Paris, été 2011. – Point de vue d'Émilie.
Depuis que j'ai sauté dans le vide, ça ne fait plus aucun doute pour toute la fac que je suis totalement folle. Je n'ai rien eu, pourtant, mais Guillaume veille sur moi comme le lait sur le feu. Je ne risquais pas grand-chose, en même temps, la pente n'était pas si raide, et elle était clairsemée de buissons. J'ai ces pulsions de rage mais je ne prends jamais de risques inconsidérés. Comme si la vie était encore plus inscrite en moi que ces simulacres de drame. Je veux en finir avec le moment, plus qu'avec la vie. Je veux me changer ce que j'ai dans la tête, et ça marche à tous les coups. À chaque fois que je me jette dans un escalier, que je frappe ma tête contre le trottoir, ou que je saute d'une voiture en marche, j'atterris complètement autre, soulagée. Comme amputée du moi-même que je percevais la seconde précédente.
Les autres ont raison, je devrais simplement arrêter d'être folle, ça compliquerait moins les choses. Cet été je fais un stage dans le labo de Guillaume, j'avais pas tellement le choix d'accepter ou non. Samira a insisté avec sa voix mielleuse, en disant que c'était important que je ne sois pas désœuvrée pendant les vacances. Faut croire qu'elle s'y connait, elle, en désœuvrement, pour craindre ce qui m'arriverait si je me reposais quelques jours. Après tout, je ne vois pas pourquoi j'aurais besoin de dormir ou même de me reposer quand je peux simplement boire du café.

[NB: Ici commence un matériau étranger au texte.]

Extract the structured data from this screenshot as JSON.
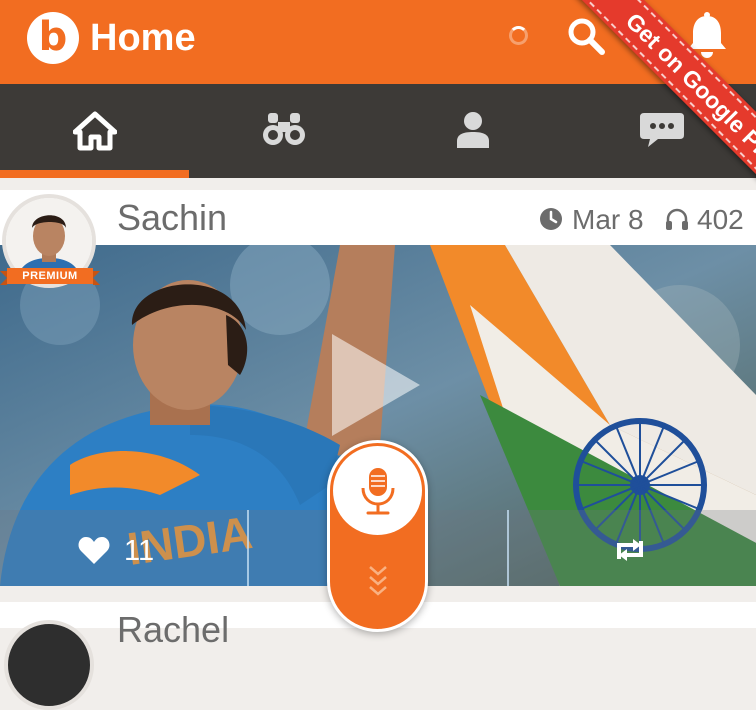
{
  "app_bar": {
    "title": "Home",
    "logo_letter": "b",
    "color": "#f26d21",
    "icons": [
      "loading-spinner",
      "search-icon",
      "bell-icon"
    ]
  },
  "promo_ribbon": {
    "label": "Get on Google Play",
    "color": "#e53a2c"
  },
  "tabs": [
    {
      "name": "home",
      "icon": "home-icon",
      "selected": true
    },
    {
      "name": "explore",
      "icon": "binoculars-icon",
      "selected": false
    },
    {
      "name": "profile",
      "icon": "person-icon",
      "selected": false
    },
    {
      "name": "messages",
      "icon": "chat-icon",
      "selected": false
    }
  ],
  "posts": [
    {
      "author": "Sachin",
      "badge": "PREMIUM",
      "date": "Mar 8",
      "listens": "402",
      "likes": "11"
    },
    {
      "author": "Rachel"
    }
  ],
  "colors": {
    "accent": "#f26d21",
    "tabbar": "#3d3a37",
    "background": "#f1eeeb"
  }
}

Et puis, on ne va pas se mentir, les cachets ça passe mieux quand on les avale avec une gorgée de café qu'en les prenant à sec. Certains les sucent comme des bonbons, mais c'est dégueulasse. Enfin, bref. Cet été je vais avoir la chance de me lever à 6 heures du matin pour être jusqu'à 18 heures au laboratoire de pédagogie du climat. J'ai hâte.
En arrivant au stage, Khaled, le tuteur, m'accueille. On va faire du soutien scolaire, et Guillaume m'attend dans son bureau. Je m'avance vers la porte du bureau, je sens mes jambes se dérober sous mes pas, j'ai l'estomac noué et l'impression que quelqu'un essaye de m'arracher la tête. Puis je vois Alice en train de se pavaner sur le balcon de la salle de repos. La chance, elle rien ne l'atteint, alors on lui permet de faire ce qu'elle veut. C'est pas comme moi...
Projet de couverture du livre : Samira à la place de la Reine d'Epées du tarot Rider-Waite. Elle évoque femme forte, rationnelle et analytique, capable de prendre des décisions éclairées, de communiquer avec clarté et de gérer les situations avec objectivité. Mère la morale représente la situation où l'impératif de faire preuve de vertu est exigé par des gens qui sont conseilleurs et non payeurs.